La trata de personas, una industria criminal de rápido crecimiento

A conference in the French city of Lille highlights the dangers of human trafficking and the mechanisms necessary to identify and help the victims. [for translation]

Los participantes de la conferencia en Lille pusieron en relieve los peligros de la trata de personas en el norte de Francia y los mecanismos para identificar y ayudar a las víctimas.  © ACNUR/R.Nicolle

LILLE, Francia, 11 de octubre (ACNUR) – Funcionarios públicos, miembros del poder judicial, agentes de policía y trabajadores humanitarios han expresado su preocupación, durante una conferencia en el norte de Francia, sobre las víctimas de la trata de personas, una de las industrias criminales de más rápido crecimiento en el mundo.

La agencia de la ONU para los refugiados, que organizó el encuentro del jueves pasado en Lille en colaboración con la Organización Internacional para las Migraciones (OIM), expresó su preocupación en particular por los niños no acompañados. Los más jóvenes pueden ser atrapados por redes de trata de personas, que, a diferencia de los grupos que se dedican al tráfico de personas, trasladan a las personas en contra de su voluntad, con el fin de explotarlos.

"Estamos particularmente preocupados por los niños no acompañados que se encuentran en esta situación y que son especialmente vulnerables a la explotación. Es muy difícil seguir sus movimientos y no sabemos lo que les sucede una vez que salgan de Francia", dijo a los participantes Véronique Robert, representante del ACNUR en Francia.

De acuerdo con el Departamento de Salud y Servicios Humanos de Estados Unidos, la trata de personas es la segunda industria criminal y de más rápido crecimiento en el mundo, a la par del tráfico de armas.

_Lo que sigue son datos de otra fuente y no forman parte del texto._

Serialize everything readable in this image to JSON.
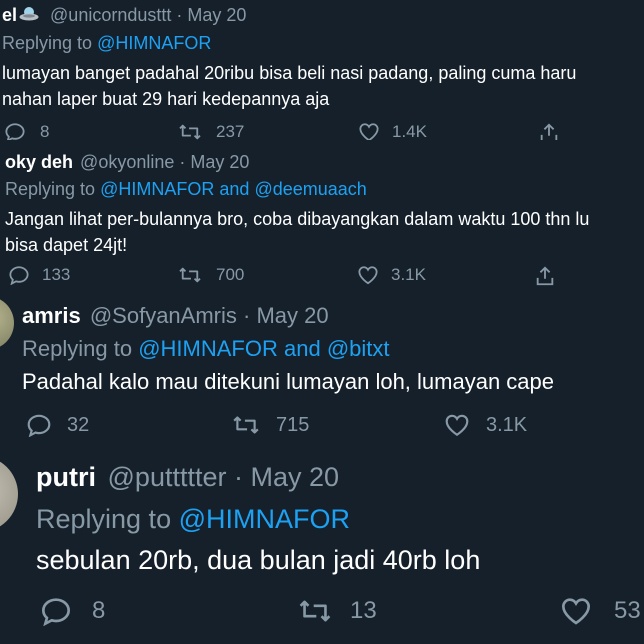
{
  "theme": {
    "background": "#15202b",
    "text": "#ffffff",
    "muted": "#8899a6",
    "link": "#1da1f2"
  },
  "tweets": [
    {
      "name": "el",
      "emoji": "ufo-emoji",
      "handle": "@unicorndusttt",
      "sep": "·",
      "date": "May 20",
      "replying_prefix": "Replying to",
      "mention1": "@HIMNAFOR",
      "mention_join": "",
      "mention2": "",
      "lines": [
        "lumayan banget padahal 20ribu bisa beli nasi padang, paling cuma haru",
        "nahan laper buat 29 hari kedepannya aja"
      ],
      "replies": "8",
      "retweets": "237",
      "likes": "1.4K"
    },
    {
      "name": "oky deh",
      "handle": "@okyonline",
      "sep": "·",
      "date": "May 20",
      "replying_prefix": "Replying to",
      "mention1": "@HIMNAFOR",
      "mention_join": "and",
      "mention2": "@deemuaach",
      "lines": [
        "Jangan lihat per-bulannya bro, coba dibayangkan dalam waktu 100 thn lu",
        "bisa dapet 24jt!"
      ],
      "replies": "133",
      "retweets": "700",
      "likes": "3.1K"
    },
    {
      "name": "amris",
      "handle": "@SofyanAmris",
      "sep": "·",
      "date": "May 20",
      "replying_prefix": "Replying to",
      "mention1": "@HIMNAFOR",
      "mention_join": "and",
      "mention2": "@bitxt",
      "lines": [
        "Padahal kalo mau ditekuni lumayan loh, lumayan cape"
      ],
      "replies": "32",
      "retweets": "715",
      "likes": "3.1K"
    },
    {
      "name": "putri",
      "handle": "@puttttter",
      "sep": "·",
      "date": "May 20",
      "replying_prefix": "Replying to",
      "mention1": "@HIMNAFOR",
      "mention_join": "",
      "mention2": "",
      "lines": [
        "sebulan 20rb, dua bulan jadi 40rb loh"
      ],
      "replies": "8",
      "retweets": "13",
      "likes": "53"
    }
  ]
}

Cerca de 12,3 millones de personas alrededor del mundo han sido víctimas de este flagelo. Muchas de las cuales sufren explotación, secuestro, reclusión, violación, esclavitud sexual, son obligadas a prostituirse, a trabajar forzosamente, o son víctimas del comercio de órganos, de torturas físicas y psicológicas y de otros graves abusos.

En la conferencia del jueves se analizó sobretodo la trata de personas que ocurre entre el norte de Europa y el Reino Unido, concentrando la atención en el puerto francés de Calais. Entre los oradores estaban invitados el prefecto de la región Nord-Pas-de-Calais, Jean-Michel Bérard, y el Abogado General del Tribunal de Justicia de la República, Yves Charpenel.

Funcionarios de la seguridad pública del Reino Unido y trabajadores de organizaciones no gubernamentales activas en el rescate y la protección de las víctimas, también participaron en la conferencia, que evaluó los mecanismos de asistencia existentes para el apoyo a las víctimas de la trata en el Reino Unido y Francia.

"Aunque no tenemos datos sobre el número de migrantes que son víctimas de redes de trata de personas en los alrededores de la ciudad portuaria de Calais, sabemos que muchos son víctimas de explotación, en algunos casos para pagar las redes criminales que los atraen con la promesa de traficarlos al otro lado del Canal [de la Mancha]", dijo Maurizio Busatti, jefe de misión de la OIM en París.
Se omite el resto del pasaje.